From time to time a Seller of an appreciated business or property, who is interested in the Deferred Sales Trust (DST) will comment that the legal costs associated with setting up the DST are too high. But are they?
In my experience “Cost” is a relative term that should only really be defined in terms of the “Value” received for the cost. Is the cost for an operation that can save the life of your child too high? How about a quality pair of shoes that will last you 10 years, vs a cheaply made product that you will have to replace every 6 months?
Take the DST, there is a fairly standard fee schedule for setting up the legal structure and helping manage the closing of the transaction equal to 1.5% of the first $1,000,000 in selling price and 1.25% of the sales price which exceeds $1,000,000.
Take a hypothetical sale for $1,000,000 where the seller/taxpayer would be exposed to $250,000 in capital gains and related taxes in a pure direct and taxed sale, without tax deferral.

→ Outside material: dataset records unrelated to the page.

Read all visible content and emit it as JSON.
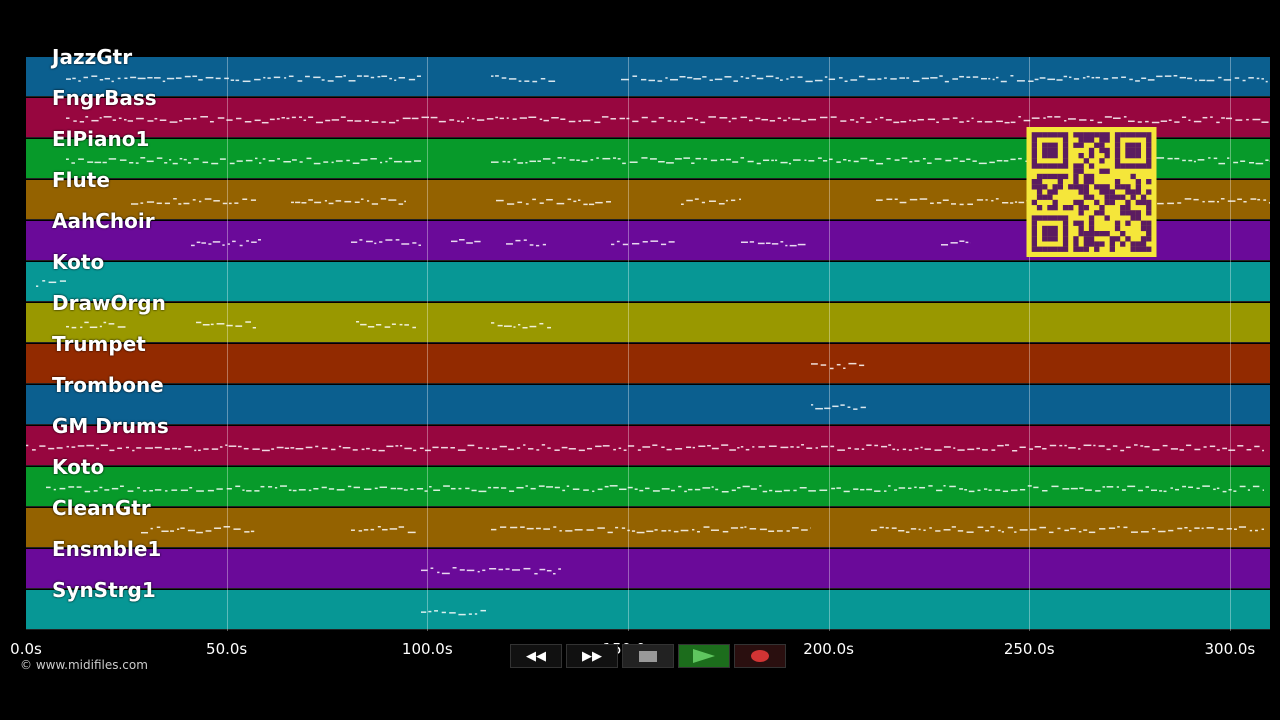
{
  "tracks": [
    {
      "name": "JazzGtr",
      "color": "#0b5f8f"
    },
    {
      "name": "FngrBass",
      "color": "#97063f"
    },
    {
      "name": "ElPiano1",
      "color": "#079a2a"
    },
    {
      "name": "Flute",
      "color": "#946200"
    },
    {
      "name": "AahChoir",
      "color": "#6a0a99"
    },
    {
      "name": "Koto",
      "color": "#079795"
    },
    {
      "name": "DrawOrgn",
      "color": "#999800"
    },
    {
      "name": "Trumpet",
      "color": "#922a00"
    },
    {
      "name": "Trombone",
      "color": "#0b5f8f"
    },
    {
      "name": "GM Drums",
      "color": "#97063f"
    },
    {
      "name": "Koto",
      "color": "#079a2a"
    },
    {
      "name": "CleanGtr",
      "color": "#946200"
    },
    {
      "name": "Ensmble1",
      "color": "#6a0a99"
    },
    {
      "name": "SynStrg1",
      "color": "#079795"
    }
  ],
  "timeline": {
    "ticks": [
      "0.0s",
      "50.0s",
      "100.0s",
      "150.0s",
      "200.0s",
      "250.0s",
      "300.0s"
    ],
    "max_seconds": 310
  },
  "footer": {
    "copyright": "© www.midifiles.com"
  },
  "transport": {
    "rewind_icon": "rewind-icon",
    "forward_icon": "fast-forward-icon",
    "stop_icon": "stop-icon",
    "play_icon": "play-icon",
    "record_icon": "record-icon"
  },
  "qr": {
    "fg": "#5b1c60",
    "bg": "#f5e63a"
  }
}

The legal and set up costs for creating the DST would be about $15,000. Let’s further assume that the seller/taxpayer intended to reinvest his or her proceeds to generate a 5% annual income stream.
If he or she had paid all their taxes in the year of sale, he or she would generate $750,000 x 5% = $37,500 in annual income on the invested proceeds.
If instead the seller/taxpayer were able to defer the capital gains taxes until many years down the road, he or she would generate $1,000,000 x 5% = $50,000 in annual income.
If the legal and set up costs were $15,000 the seller/taxpayer would break even at the end of the first year. In future years they would continue to generate an additional $15,000 per year than if they had paid all their taxes up front. Over say 10 years, that puts $150,000 more in the seller’s pocket than would a direct and immediately taxed transaction. It may also be important to recognize that receiving your sales proceeds in installments over time (plus interest) can help you lower the tax brackets you will pay tax in, resulting in further net income gains.
Think of your installments like you would your IRA. Most people choose to withdraw from their IRA from year to year, only the amounts necessary to meet their obligations or maintain their preferred lifestyle. Who in their right mind would cash out their IRA if they had no need to consume the entire proceeds in a given year?
Relative to the breakeven point, most business owners and entrepreneurs will make a value decision related to investments in their companies, such as in equipment or technology. Often the business owner will want that new investment to generate additional value in terms of revenue or cost savings to have a breakeven point of 18 months to 2 years in order to justify the investment. Anything beyond the breakeven point is pure profit.
The DST as well should be evaluated not strictly on the cost, but on the value it can generate for you, as yes perhaps part of the analysis is the breakeven point.